Warning: this food is ugly. But very tasty. Honestly, I haven't ever seen much Chinese food that is terribly visually appealing, so I suppose this fits right in. My oldest daughter is in a Chinese Immersion program at school, meaning that half of her school day is taught entirely in Chinese. She is loving it, and has picked up on stuff amazingly fast. Tomorrow is Chinese New Year, so we celebrated a day early and I gave potstickers a try for the first time. They came out quite well, though I will have to tinker with my gas stove and how fast it heats the oil up.
Use small round wrappers, found with the egg roll wrappers, usually in the produce section. Lay out 8-10 on a work surface. Meanwhile, in a large lidded skillet, heat up a thin layer of vegetable oil.
Chinese New Year Chicken Potstickers
1 raw chicken breast, diced into 1/2" chunks
6 large mushrooms, quartered
1 T. olive oil (or sesame oil)
1 t. freshly grated ginger root
3 cloves garlic, minced
2 T. low sodium soy sauce
1 T. rice wine vinegar
1 T. brown sugar
freshly ground salt and pepper to taste
In a medium skillet, saute the chicken and mushrooms over medium heat until the juices run clear from the chicken.
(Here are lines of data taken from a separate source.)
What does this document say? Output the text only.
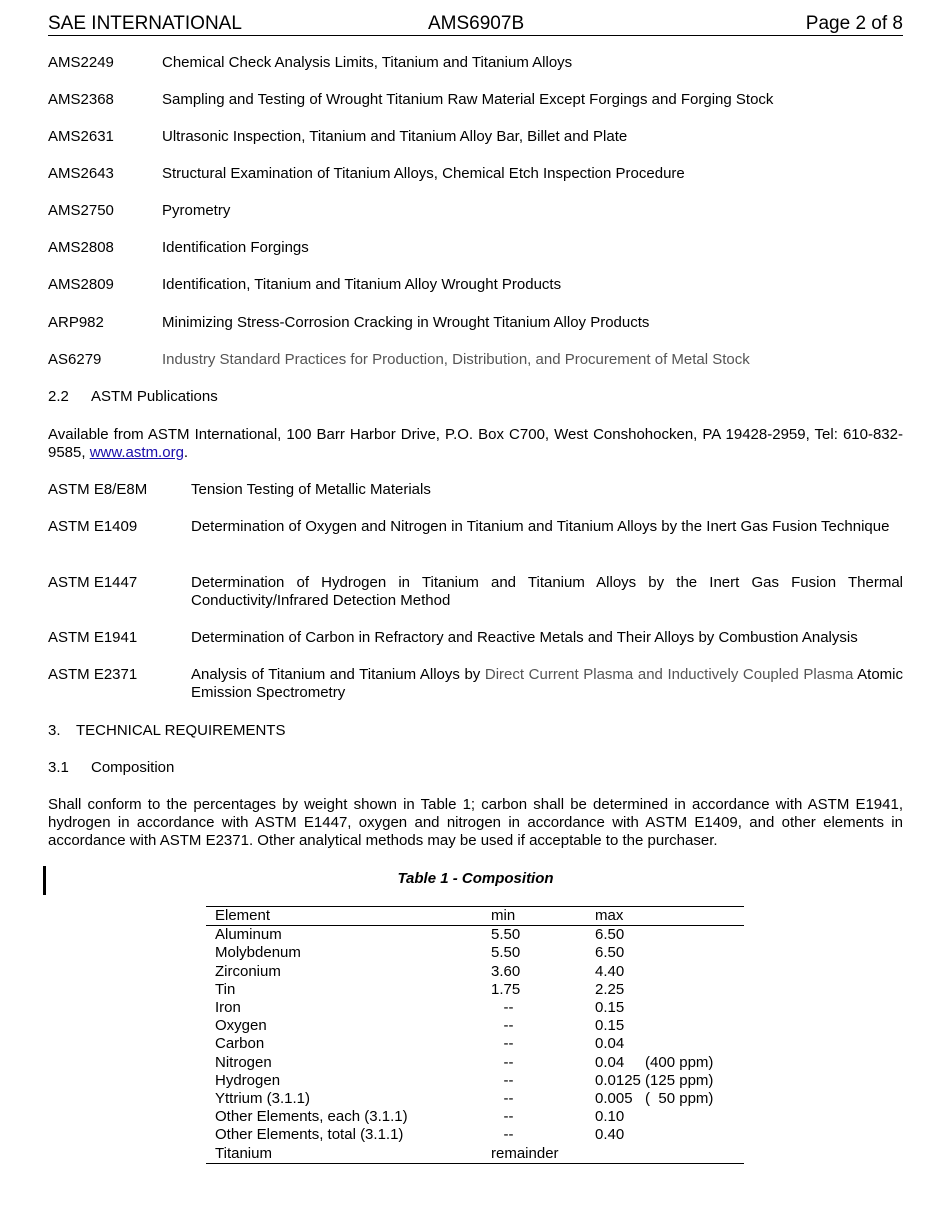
SAE INTERNATIONAL	AMS6907B	Page 2 of 8
AMS2249	Chemical Check Analysis Limits, Titanium and Titanium Alloys
AMS2368	Sampling and Testing of Wrought Titanium Raw Material Except Forgings and Forging Stock
AMS2631	Ultrasonic Inspection, Titanium and Titanium Alloy Bar, Billet and Plate
AMS2643	Structural Examination of Titanium Alloys, Chemical Etch Inspection Procedure
AMS2750	Pyrometry
AMS2808	Identification Forgings
AMS2809	Identification, Titanium and Titanium Alloy Wrought Products
ARP982	Minimizing Stress-Corrosion Cracking in Wrought Titanium Alloy Products
AS6279	Industry Standard Practices for Production, Distribution, and Procurement of Metal Stock
2.2 ASTM Publications
Available from ASTM International, 100 Barr Harbor Drive, P.O. Box C700, West Conshohocken, PA 19428-2959, Tel: 610-832-9585, www.astm.org.
ASTM E8/E8M	Tension Testing of Metallic Materials
ASTM E1409	Determination of Oxygen and Nitrogen in Titanium and Titanium Alloys by the Inert Gas Fusion Technique
ASTM E1447	Determination of Hydrogen in Titanium and Titanium Alloys by the Inert Gas Fusion Thermal Conductivity/Infrared Detection Method
ASTM E1941	Determination of Carbon in Refractory and Reactive Metals and Their Alloys by Combustion Analysis
ASTM E2371	Analysis of Titanium and Titanium Alloys by Direct Current Plasma and Inductively Coupled Plasma Atomic Emission Spectrometry
3. TECHNICAL REQUIREMENTS
3.1 Composition
Shall conform to the percentages by weight shown in Table 1; carbon shall be determined in accordance with ASTM E1941, hydrogen in accordance with ASTM E1447, oxygen and nitrogen in accordance with ASTM E1409, and other elements in accordance with ASTM E2371. Other analytical methods may be used if acceptable to the purchaser.
Table 1 - Composition
Element	min	max
Aluminum	5.50	6.50
Molybdenum	5.50	6.50
Zirconium	3.60	4.40
Tin	1.75	2.25
Iron	--	0.15
Oxygen	--	0.15
Carbon	--	0.04
Nitrogen	--	0.04     (400 ppm)
Hydrogen	--	0.0125 (125 ppm)
Yttrium (3.1.1)	--	0.005   (  50 ppm)
Other Elements, each (3.1.1)	--	0.10
Other Elements, total (3.1.1)	--	0.40
Titanium	remainder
Stir in the remaining ingredients down to the salt and pepper and saute for another 2-3 minutes until the flavors are well mixed. Scoop the mixture into a food processor and pulse a few times until everything is finely chopped.
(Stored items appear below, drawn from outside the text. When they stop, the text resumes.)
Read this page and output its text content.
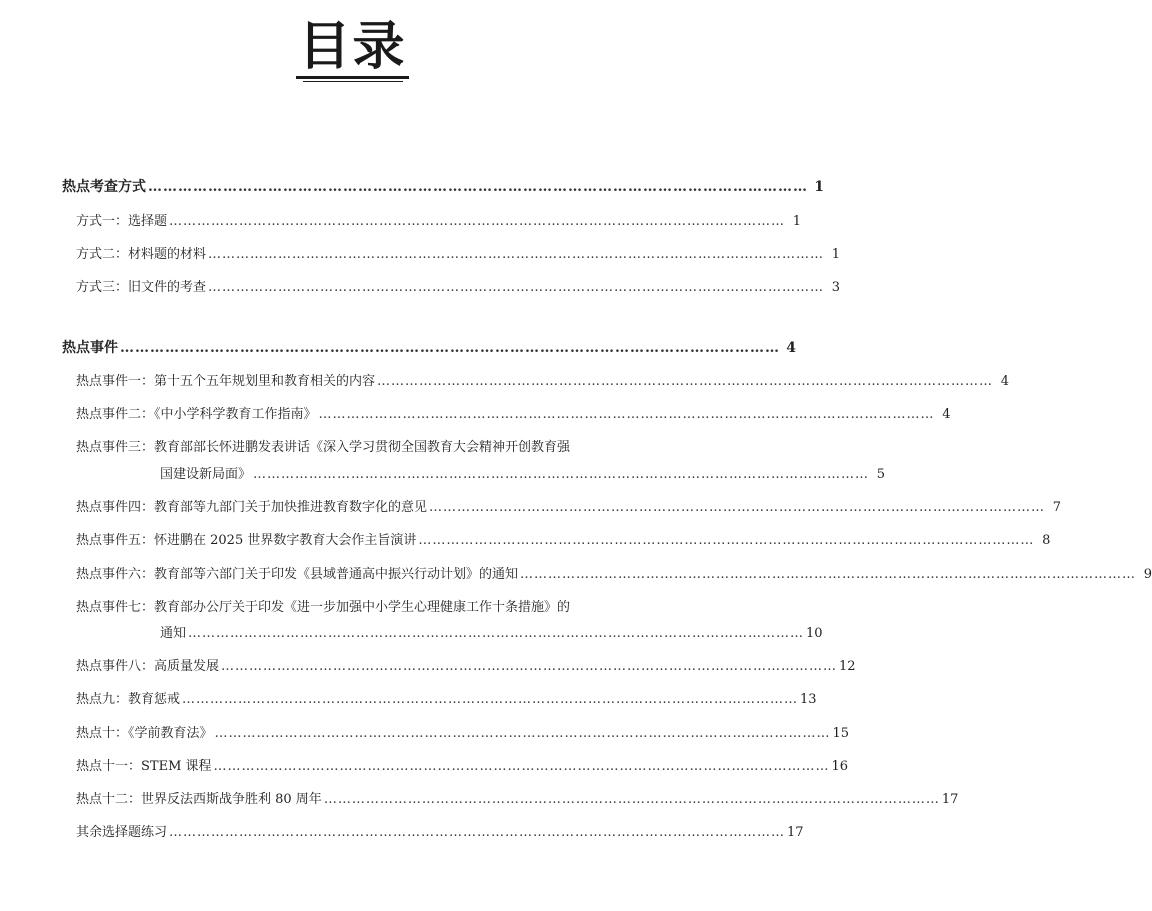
目录
热点考查方式 …………………………………………………………………………………………………………………… 1
方式一：选择题 …………………………………………………………………………………………………………………… 1
方式二：材料题的材料 …………………………………………………………………………………………………………………… 1
方式三：旧文件的考查 …………………………………………………………………………………………………………………… 3
热点事件 …………………………………………………………………………………………………………………… 4
热点事件一：第十五个五年规划里和教育相关的内容 …………………………………………………………………………………………………………………… 4
热点事件二：《中小学科学教育工作指南》 …………………………………………………………………………………………………………………… 4
热点事件三：教育部部长怀进鹏发表讲话《深入学习贯彻全国教育大会精神开创教育强
国建设新局面》 …………………………………………………………………………………………………………………… 5
热点事件四：教育部等九部门关于加快推进教育数字化的意见 …………………………………………………………………………………………………………………… 7
热点事件五：怀进鹏在 2025 世界数字教育大会作主旨演讲 …………………………………………………………………………………………………………………… 8
热点事件六：教育部等六部门关于印发《县域普通高中振兴行动计划》的通知 …………………………………………………………………………………………………………………… 9
热点事件七：教育部办公厅关于印发《进一步加强中小学生心理健康工作十条措施》的
通知 …………………………………………………………………………………………………………………… 10
热点事件八：高质量发展 …………………………………………………………………………………………………………………… 12
热点九：教育惩戒 …………………………………………………………………………………………………………………… 13
热点十：《学前教育法》 …………………………………………………………………………………………………………………… 15
热点十一：STEM 课程 …………………………………………………………………………………………………………………… 16
热点十二：世界反法西斯战争胜利 80 周年 …………………………………………………………………………………………………………………… 17
其余选择题练习 …………………………………………………………………………………………………………………… 17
Lay out 8-10 potsticker wrappers on a work surface. Meanwhile, pour a thin layer of oil in a large lidded skillet and let it heat up over medium low heat. Scoop a scant tablespoon of filling onto each wrapper, moisten half way around with your finger dipped in water, and pinch to close, squeezing out the excess air. Lay the potstickers down in an even layer in the hot oil and let them cook for 1-2 minutes on each side, until lightly golden.
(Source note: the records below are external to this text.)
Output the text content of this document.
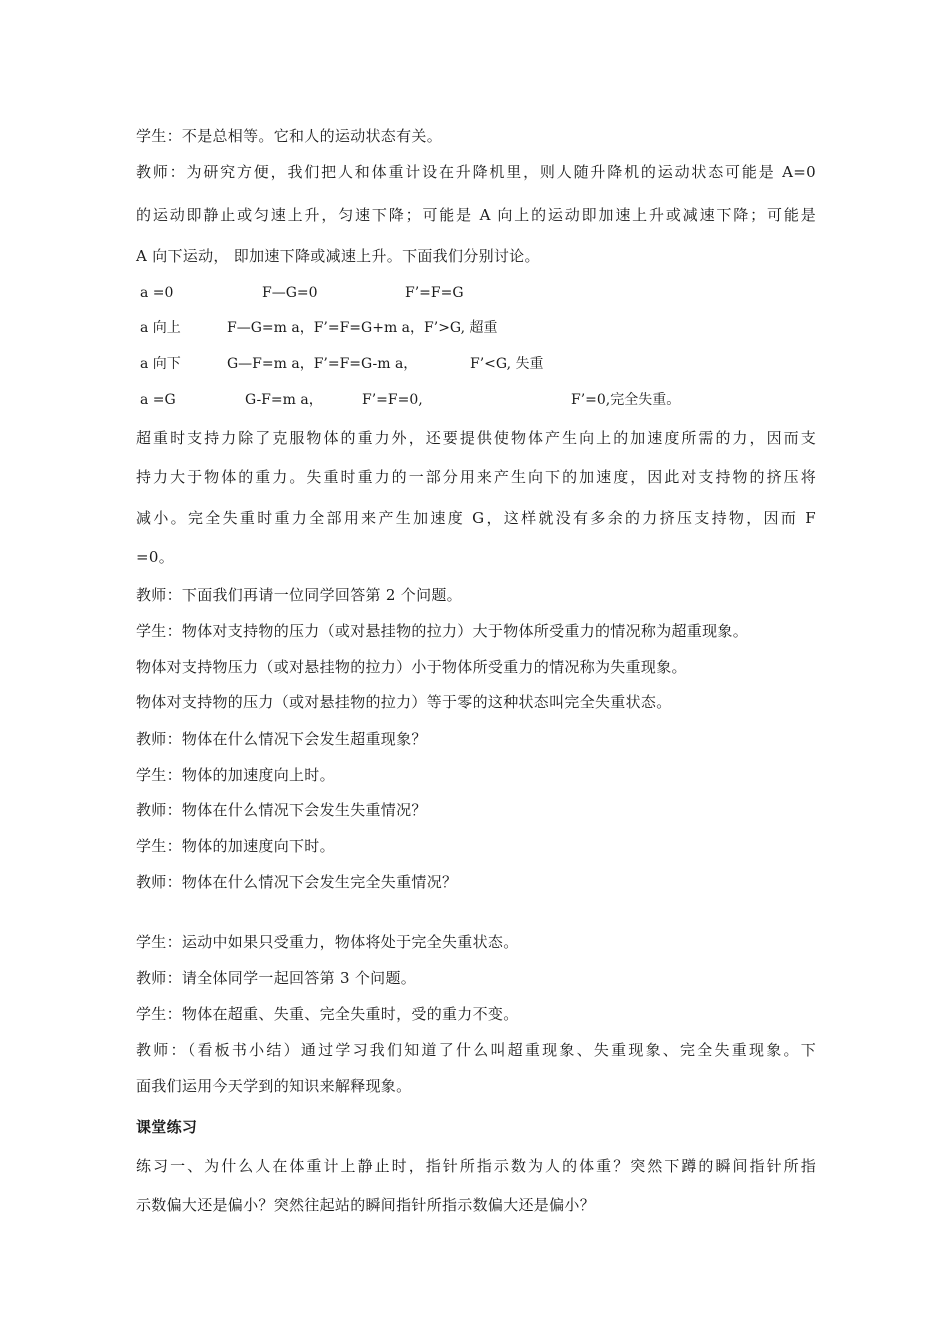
学生：不是总相等。它和人的运动状态有关。
教师：为研究方便，我们把人和体重计设在升降机里，则人随升降机的运动状态可能是 A=0
的运动即静止或匀速上升，匀速下降；可能是 A 向上的运动即加速上升或减速下降；可能是
A 向下运动， 即加速下降或减速上升。下面我们分别讨论。
a =0	F—G=0	F’=F=G
a 向上	F—G=m a，F’=F=G+m a，F’>G, 超重
a 向下	G—F=m a，F’=F=G-m a，	F’<G, 失重
a =G	G-F=m a，	F’=F=0,	F’=0,完全失重。
超重时支持力除了克服物体的重力外，还要提供使物体产生向上的加速度所需的力，因而支
持力大于物体的重力。失重时重力的一部分用来产生向下的加速度，因此对支持物的挤压将
减小。完全失重时重力全部用来产生加速度 G，这样就没有多余的力挤压支持物，因而 F
=0。
教师：下面我们再请一位同学回答第 2 个问题。
学生：物体对支持物的压力（或对悬挂物的拉力）大于物体所受重力的情况称为超重现象。
物体对支持物压力（或对悬挂物的拉力）小于物体所受重力的情况称为失重现象。
物体对支持物的压力（或对悬挂物的拉力）等于零的这种状态叫完全失重状态。
教师：物体在什么情况下会发生超重现象？
学生：物体的加速度向上时。
教师：物体在什么情况下会发生失重情况？
学生：物体的加速度向下时。
教师：物体在什么情况下会发生完全失重情况？
学生：运动中如果只受重力，物体将处于完全失重状态。
教师：请全体同学一起回答第 3 个问题。
学生：物体在超重、失重、完全失重时，受的重力不变。
教师：（看板书小结）通过学习我们知道了什么叫超重现象、失重现象、完全失重现象。下
面我们运用今天学到的知识来解释现象。
课堂练习
练习一、为什么人在体重计上静止时，指针所指示数为人的体重？突然下蹲的瞬间指针所指
示数偏大还是偏小？突然往起站的瞬间指针所指示数偏大还是偏小？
Then, position the pan lid so that it's almost closed and pour 1/4 cup water in. Immediately close the lid the rest of the way and let the potstickers steam for 5-6 minutes, until all of the water has evaporated. Remove with tongs. You may allow them to drain some of the oil off on a paper towel, then serve immediately either plain or with your favorite dipping sauce. This will yield about 24.